Activision Blizzard shareholders are holding an important vote tomorrow on whether they believe the company should be sold to Microsoft. The vote is about the merger, but it is also about where things will go when it comes to Activision Blizzard's future with regards to workplace culture, lawsuits, harassment allegations, and whether or not the company can turn itself around under current CEO Bobby Kotick.
Rumors started flying as soon as the Microsoft deal was announced about Kotick’s potential departure from the new company once approved. This voting session tomorrow will also let shareholders potentially approve the possibility of a big compensation package for Kotick and other top executives six months after the merger is approved should they leave.
According to Stephen Totilo of Axios, the merger vote is binding but the vote on potential exit compensation is nonbinding. However, there’s a lot of money to potentially be made on exit, should the possibility of these deals be approved. Kotick is looking at a possible $22 million payment by summer if Activision Blizzard determines that the company has turned itself around enough based on outlined goals from October.
It doesn't just pay to be Bobby Kotick. It pays to be any top exec.

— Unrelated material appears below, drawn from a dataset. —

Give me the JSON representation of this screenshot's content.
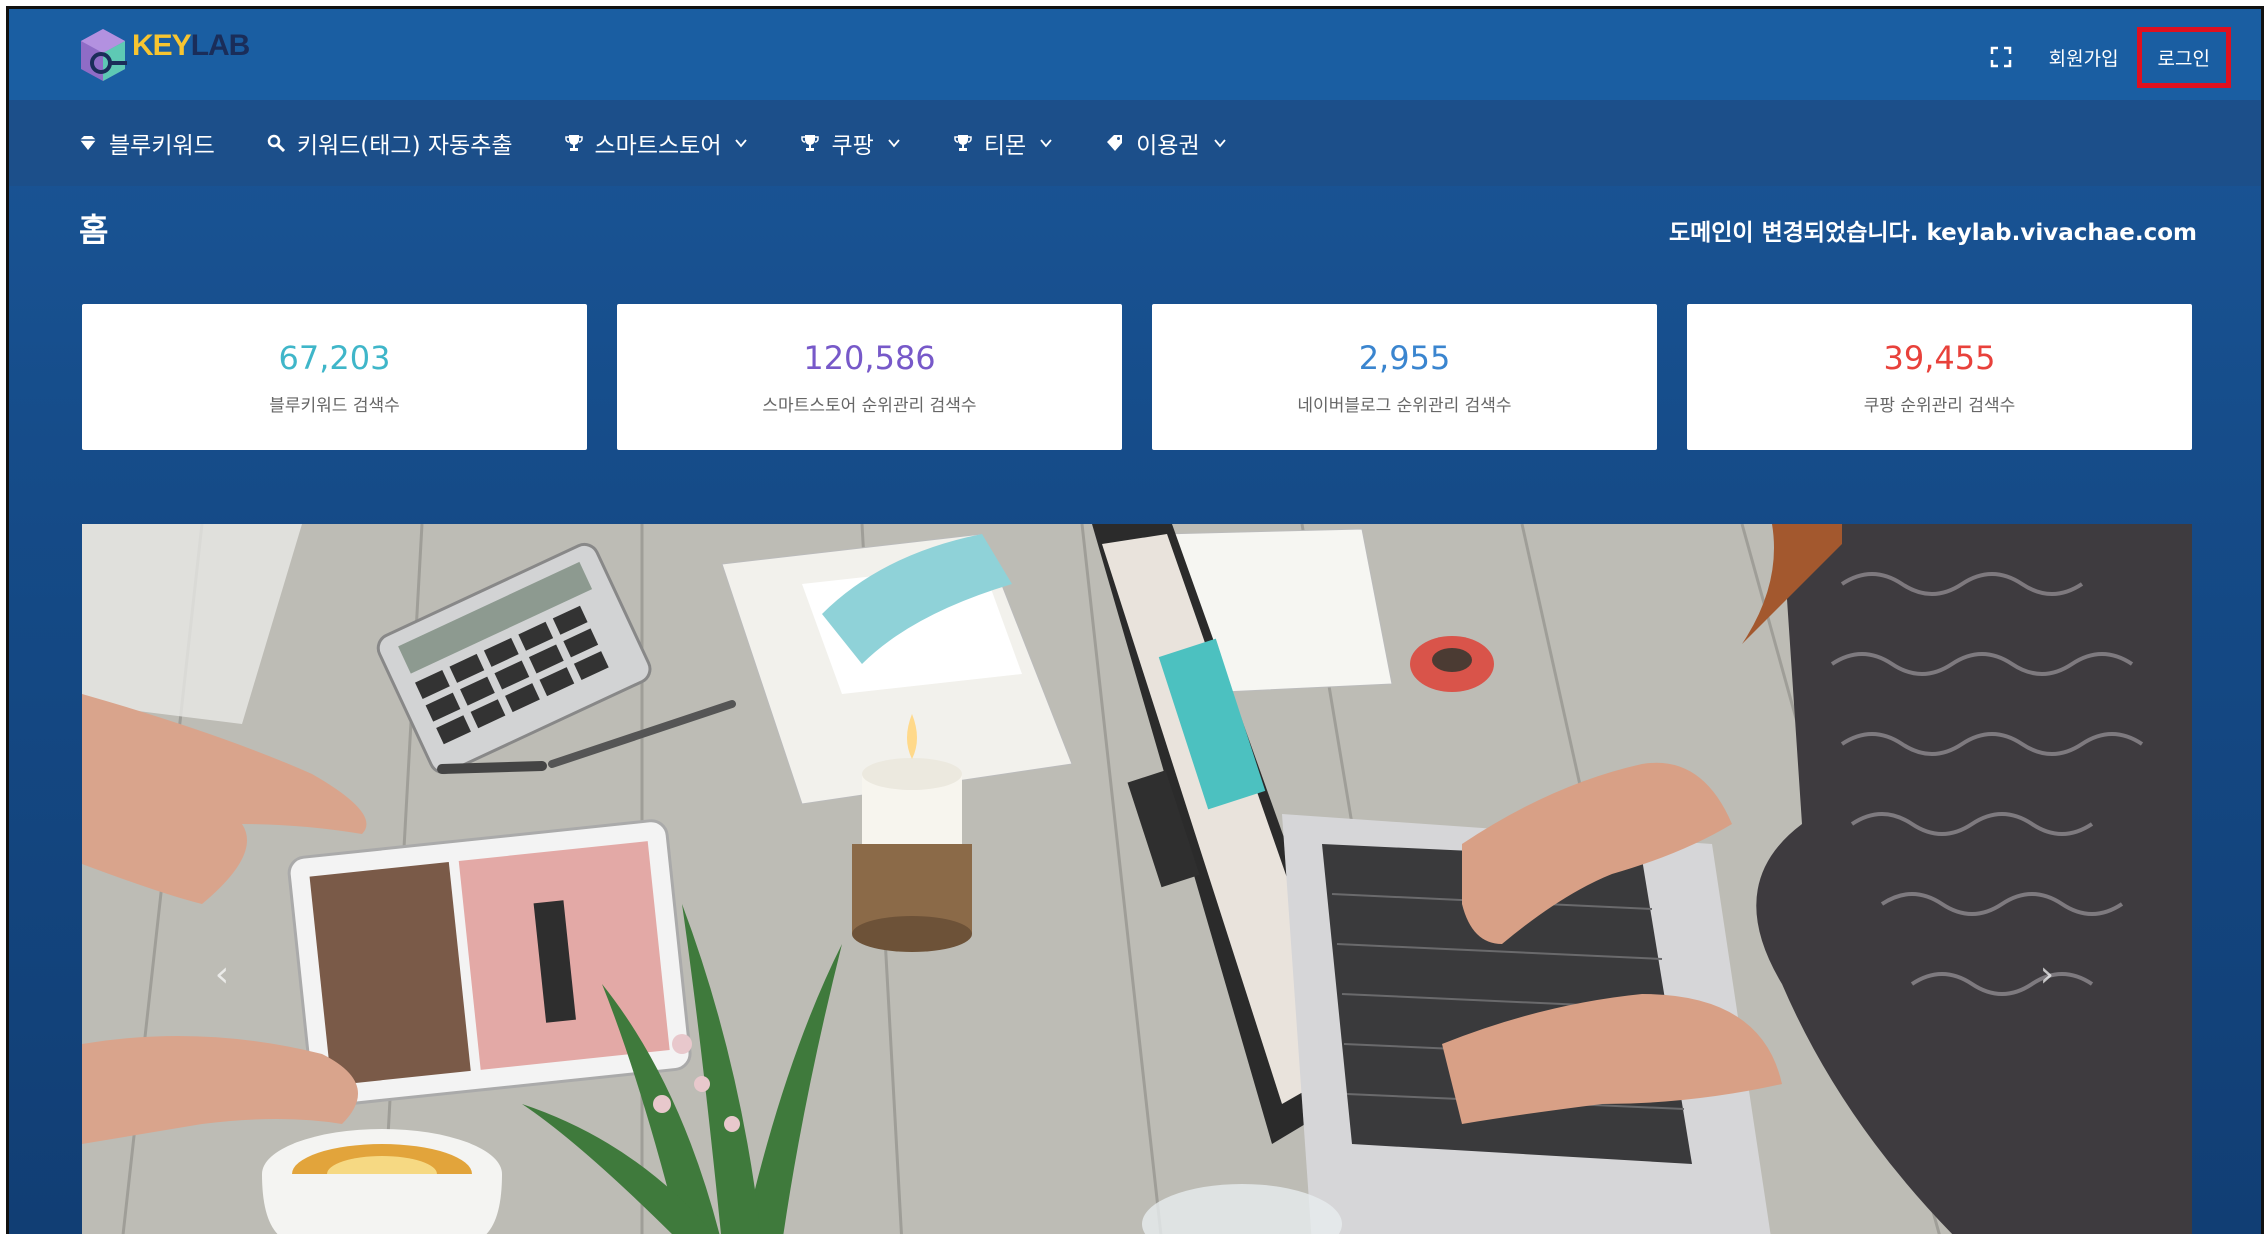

Activision Blizzard's CFO (Zerza), CAO (Bulatao) and top lawyer (Dixton) can each quit between 6-8 months after the merger and get all the "golden parachute" money listed here... pic.twitter.com/1hba1e6RyI
— Stephen Totilo (@stephentotilo) February 23, 2022
These compensation packages are generally known as “golden parachutes” and are usually reserved for executives at the highest levels of a company in order to get them out and start fresh for one reason or another. These packages are often arranged after a major company sale or acquisition but can also happen after some kind of scandal or other failure at the top that warrants turning a new page. Yet their high sums, especially when applied to get someone out that was at best, ineffective for a reason and at worst, toxic, leads to discussion about how these acts may effectively be rewarded.
These votes will take place tomorrow and must be reported publicly by May 4th. Even if the shareholders do approve of the sale to Microsoft, the deal still has several additional phases left in order to pass regulatory approval.